Are you planning this as a followup?

llvm/lib/MC/MCWin64EH.cpp
955

Is it always exactly zero? Spec says in some cases "No instruction corresponding to mov x29,sp is present in the epilog"

Unfortunately, in practice, this isn't ever matched by the code generated by LLVM

Are you planning this as a followup?

Originally I didn't, I was just trying to fulfill my curiosity regarding this (that has ended up taking way much longer than I originally anticipated), but we'll see if I end up nerd-sniping myself into it in the end.
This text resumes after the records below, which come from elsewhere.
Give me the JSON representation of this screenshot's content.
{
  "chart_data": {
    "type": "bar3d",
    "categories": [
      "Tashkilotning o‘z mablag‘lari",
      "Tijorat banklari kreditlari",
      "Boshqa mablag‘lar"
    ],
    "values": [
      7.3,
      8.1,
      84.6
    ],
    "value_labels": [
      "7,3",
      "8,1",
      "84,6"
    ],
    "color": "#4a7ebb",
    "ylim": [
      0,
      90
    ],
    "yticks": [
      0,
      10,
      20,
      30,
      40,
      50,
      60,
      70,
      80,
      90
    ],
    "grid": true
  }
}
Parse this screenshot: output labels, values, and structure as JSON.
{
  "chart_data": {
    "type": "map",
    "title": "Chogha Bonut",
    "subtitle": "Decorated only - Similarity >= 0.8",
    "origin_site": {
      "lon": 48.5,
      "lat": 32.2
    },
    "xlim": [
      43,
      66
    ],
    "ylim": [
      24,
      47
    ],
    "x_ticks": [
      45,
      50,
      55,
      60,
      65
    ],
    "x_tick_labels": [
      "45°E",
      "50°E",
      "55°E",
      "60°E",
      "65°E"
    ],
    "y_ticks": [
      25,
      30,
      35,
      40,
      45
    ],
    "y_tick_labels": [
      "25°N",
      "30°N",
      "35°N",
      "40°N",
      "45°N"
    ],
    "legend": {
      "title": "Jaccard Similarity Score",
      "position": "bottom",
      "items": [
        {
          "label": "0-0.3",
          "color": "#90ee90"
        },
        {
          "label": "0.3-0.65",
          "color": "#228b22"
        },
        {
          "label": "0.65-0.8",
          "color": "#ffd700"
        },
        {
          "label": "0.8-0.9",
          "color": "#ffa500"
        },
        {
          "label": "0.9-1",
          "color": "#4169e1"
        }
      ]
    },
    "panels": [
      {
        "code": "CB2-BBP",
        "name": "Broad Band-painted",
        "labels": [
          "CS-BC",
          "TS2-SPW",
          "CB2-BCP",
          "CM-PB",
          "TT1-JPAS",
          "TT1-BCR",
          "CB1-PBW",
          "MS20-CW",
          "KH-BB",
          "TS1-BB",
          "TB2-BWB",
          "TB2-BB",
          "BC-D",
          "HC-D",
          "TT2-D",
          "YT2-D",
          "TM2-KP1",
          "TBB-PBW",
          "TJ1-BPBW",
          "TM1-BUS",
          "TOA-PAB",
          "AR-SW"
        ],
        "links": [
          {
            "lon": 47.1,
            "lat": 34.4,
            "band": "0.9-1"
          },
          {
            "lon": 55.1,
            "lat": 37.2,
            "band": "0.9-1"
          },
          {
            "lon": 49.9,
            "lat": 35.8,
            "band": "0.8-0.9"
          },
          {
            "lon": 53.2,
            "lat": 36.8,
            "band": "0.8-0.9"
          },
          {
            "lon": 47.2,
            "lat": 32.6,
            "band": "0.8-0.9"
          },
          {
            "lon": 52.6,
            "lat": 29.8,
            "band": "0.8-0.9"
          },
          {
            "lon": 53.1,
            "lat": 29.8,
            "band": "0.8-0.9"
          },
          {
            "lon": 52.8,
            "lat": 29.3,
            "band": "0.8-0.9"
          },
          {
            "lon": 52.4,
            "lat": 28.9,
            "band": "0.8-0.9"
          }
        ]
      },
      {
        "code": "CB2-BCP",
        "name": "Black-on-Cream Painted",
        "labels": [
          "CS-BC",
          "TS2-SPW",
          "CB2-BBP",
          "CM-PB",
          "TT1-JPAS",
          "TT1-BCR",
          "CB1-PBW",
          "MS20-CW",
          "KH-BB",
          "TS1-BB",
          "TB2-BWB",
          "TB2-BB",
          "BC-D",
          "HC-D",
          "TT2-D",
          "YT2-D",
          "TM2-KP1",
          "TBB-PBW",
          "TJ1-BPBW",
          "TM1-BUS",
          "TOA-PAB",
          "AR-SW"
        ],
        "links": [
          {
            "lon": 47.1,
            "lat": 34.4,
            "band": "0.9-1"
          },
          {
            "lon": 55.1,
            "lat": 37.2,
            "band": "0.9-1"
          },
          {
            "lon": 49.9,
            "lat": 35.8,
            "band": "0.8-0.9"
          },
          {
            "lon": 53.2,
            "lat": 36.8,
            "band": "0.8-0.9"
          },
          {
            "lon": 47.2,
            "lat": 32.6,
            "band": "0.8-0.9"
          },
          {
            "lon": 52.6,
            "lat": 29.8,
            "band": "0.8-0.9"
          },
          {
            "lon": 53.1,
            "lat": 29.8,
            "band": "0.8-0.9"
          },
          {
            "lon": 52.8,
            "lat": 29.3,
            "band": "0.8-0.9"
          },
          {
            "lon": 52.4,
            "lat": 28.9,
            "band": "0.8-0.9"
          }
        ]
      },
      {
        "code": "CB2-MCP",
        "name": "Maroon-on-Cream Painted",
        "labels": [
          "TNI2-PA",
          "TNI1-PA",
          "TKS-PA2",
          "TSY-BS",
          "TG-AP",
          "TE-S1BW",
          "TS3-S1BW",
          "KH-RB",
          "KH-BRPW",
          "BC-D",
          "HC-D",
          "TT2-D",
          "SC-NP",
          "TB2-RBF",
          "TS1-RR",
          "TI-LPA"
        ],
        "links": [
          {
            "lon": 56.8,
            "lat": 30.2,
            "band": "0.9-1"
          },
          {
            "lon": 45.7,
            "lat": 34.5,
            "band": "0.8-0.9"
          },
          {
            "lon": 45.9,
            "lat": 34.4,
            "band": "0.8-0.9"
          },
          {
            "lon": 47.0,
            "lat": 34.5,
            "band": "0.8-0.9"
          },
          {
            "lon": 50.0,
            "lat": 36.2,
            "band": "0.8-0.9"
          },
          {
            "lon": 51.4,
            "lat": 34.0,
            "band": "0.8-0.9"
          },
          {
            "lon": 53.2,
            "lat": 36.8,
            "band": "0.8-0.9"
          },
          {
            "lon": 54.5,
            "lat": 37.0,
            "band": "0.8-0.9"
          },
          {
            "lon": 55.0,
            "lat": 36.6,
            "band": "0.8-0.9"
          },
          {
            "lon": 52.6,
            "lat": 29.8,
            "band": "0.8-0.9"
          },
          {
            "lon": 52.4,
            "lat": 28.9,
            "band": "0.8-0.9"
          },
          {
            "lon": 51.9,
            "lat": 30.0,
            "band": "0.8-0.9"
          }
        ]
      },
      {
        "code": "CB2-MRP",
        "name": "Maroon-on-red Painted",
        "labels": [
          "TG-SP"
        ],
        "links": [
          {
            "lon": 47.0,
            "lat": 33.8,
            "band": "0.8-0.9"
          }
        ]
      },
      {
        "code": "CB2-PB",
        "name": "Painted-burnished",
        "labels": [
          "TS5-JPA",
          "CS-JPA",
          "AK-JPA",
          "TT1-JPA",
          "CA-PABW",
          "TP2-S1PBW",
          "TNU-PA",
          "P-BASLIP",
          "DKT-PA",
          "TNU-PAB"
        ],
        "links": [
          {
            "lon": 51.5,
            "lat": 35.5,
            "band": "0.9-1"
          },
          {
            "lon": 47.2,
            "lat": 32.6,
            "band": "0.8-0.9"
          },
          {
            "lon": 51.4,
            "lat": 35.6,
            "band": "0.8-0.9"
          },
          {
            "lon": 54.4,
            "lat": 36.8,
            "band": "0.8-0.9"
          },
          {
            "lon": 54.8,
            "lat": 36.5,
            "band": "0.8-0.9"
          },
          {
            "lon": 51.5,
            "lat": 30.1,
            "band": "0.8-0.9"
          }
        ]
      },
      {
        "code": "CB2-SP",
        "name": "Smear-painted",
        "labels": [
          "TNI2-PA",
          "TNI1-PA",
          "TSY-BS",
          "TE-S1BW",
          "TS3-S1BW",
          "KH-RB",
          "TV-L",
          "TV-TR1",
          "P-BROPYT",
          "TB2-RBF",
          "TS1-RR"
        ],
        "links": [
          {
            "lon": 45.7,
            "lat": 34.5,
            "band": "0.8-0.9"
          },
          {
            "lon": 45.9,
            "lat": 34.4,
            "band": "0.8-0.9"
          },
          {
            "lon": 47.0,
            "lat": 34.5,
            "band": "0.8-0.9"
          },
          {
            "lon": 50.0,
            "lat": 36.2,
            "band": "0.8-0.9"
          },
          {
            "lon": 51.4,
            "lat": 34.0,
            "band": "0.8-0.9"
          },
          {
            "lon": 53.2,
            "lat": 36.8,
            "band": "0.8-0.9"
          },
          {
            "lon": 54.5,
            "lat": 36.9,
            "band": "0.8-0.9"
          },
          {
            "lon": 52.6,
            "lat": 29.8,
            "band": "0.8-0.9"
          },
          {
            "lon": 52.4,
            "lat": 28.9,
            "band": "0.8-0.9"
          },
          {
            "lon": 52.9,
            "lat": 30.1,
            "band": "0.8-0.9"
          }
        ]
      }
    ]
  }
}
I'm also toying with a relaxed version of this patch, that just checks whether the layout of stored registers on the stack is right, even though the exact sequence of operations isn't the expected one. E.g. in one case, llvm generates

sub sp, sp, #32
stp x19, x20, [sp, #16]

which generates the same stack layout as

stp x19, x20, [sp, #-16]!
sub sp, sp, #16

which is possible to describe with packed unwind info. As long as unwinding doesn't happen within prologues/epilogues, it should be equal. Not sure if one wants to do that for real (the length of the synthesized canonical prologue might differ a little from the actual one maybe), but it's at least interesting to play with, to see how big gains there potentially could be by tweaking the frame lowering.

llvm/lib/MC/MCWin64EH.cpp
955

I'm not entirely sure how to interpret that clause.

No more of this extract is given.